The news comes after the House Energy and Commerce consumer protection subcommittee held a hearing today about the challenges and benefits of autonomous vehicles, where a mix of consumer advocates, industry folks and city officials testified. Behind the scenes, both House and Senate aides say staff have been working to release the final components of an autonomous vehicle bill designed to tackle consumer education, trucks, crash data, agency resources, cybersecurity and dual-use vehicles. And one senior House aide familiar with the talks said there will be seven new sections, with the additional provisions including new elements as well as language from previous bills.
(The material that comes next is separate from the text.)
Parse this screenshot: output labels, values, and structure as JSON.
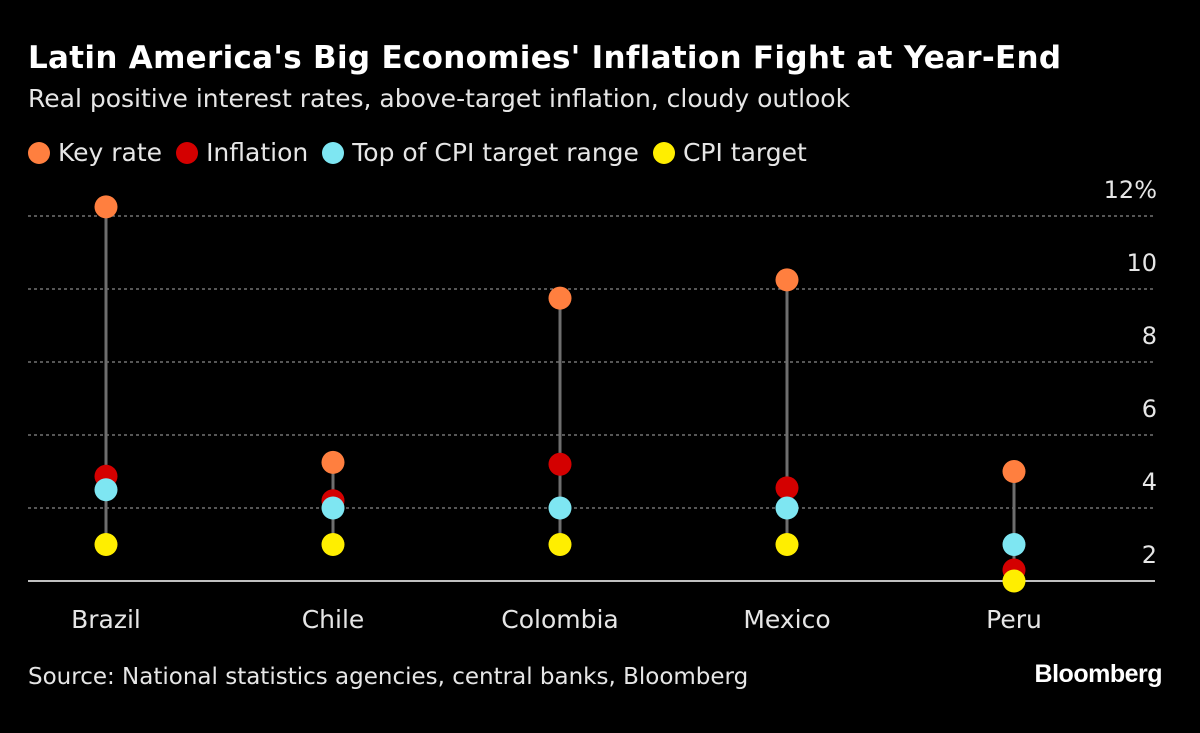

So far, committee staff have already distributed six sections for the staff draft, including pieces on safety standards, pre-emption of state laws and exemptions. The already released sections largely incorporate language similar to that featured in the House’s SELF DRIVE Act (H.R.3388) and the Senate’s AV START Act (S.1885), according to copies of the language seen by Morning Consult. While both of those bills, introduced in 2017, failed to become law at the end of the previous Congress in 2018, leaders in the House Energy and Commerce Committee and the Senate Commerce Committee are now working on a bipartisan and bicameral basis to draft new legislation.

A spokesman for House Energy and Commerce Chairman Frank Pallone (D-N.J.) said in a statement that the negotiations so far have been a “good faith effort” and that the committee is continuing to collect feedback from stakeholders, while Rep. Jan Schakowsky (D-Ill.), who chairs the committee’s consumer protection panel, told reporters after the hearing that she expects to see new sections “very soon.” A Schakowsky aide also told reporters there will be a minimum of five new sections. The Senate Commerce Committee alone had received more than 100 letters from industry, state and local governments and consumer advocates, Chairman Roger Wicker (R-Miss.) said during a hearing about self-driving cars in November.

The senior House aide said that by having the negotiations be both bicameral and bipartisan, some of the issues that arose with the 2017-18 effort — which stalled in the Senate after several Democrats raised concerns about pre-emption, cybersecurity and consumer privacy — can be avoided.

“We should pass legislation that establishes safety standards and regulations for the gradual deployment of self-driving cars,” Pallone said in his opening remarks at today’s hearing. “The legislation should facilitate the collection and reporting of vital crash and incident data and protect Americans’ right to access the courts for the inevitable incidents related to self-driving cars.”

In an interview with Morning Consult during the hearing, Rep. Cathy McMorris Rodgers (R-Wash.) said she was “encouraged” by the bipartisan support she’s seeing for autonomous vehicle legislation from the panel.

“This hearing is an important step for the members to have even more awareness and to be educated on the issue and the importance of Congress acting,” she said.

Jamie Boone, vice president of government affairs at the Consumer Technology Association, said in an interview ahead of the hearing that she thinks cybersecurity will be “the biggest” and “most consequential topic” of the bill for industry stakeholders who are eagerly awaiting draft language around requirements.

Boone, whose organization was one of the handful of Washington stakeholders who have submitted their feedback to the relevant committees about the staff draft, said that it’s difficult to fully understand how lawmakers are approaching the issue this go-around without having a complete legislative draft to consider.

“We obviously can’t start prioritizing what is most important until we have all of the pieces of what we’re dealing with,” Boone said. “It’s a little bit like operating half in the dark.”

Despite bipartisan support for autonomous vehicle legislation during the hearing, Schakowsky told reporters after the event that she “doesn’t feel this total need for urgency” to pass a bill in 2020, and that it’s important “to get it right,” especially given safety concerns with the vehicles.

“All of the promise that was listed, I agree with,” Schakowsky said. “But we need to get it right, and that’s what we’re in the business of doing right now.”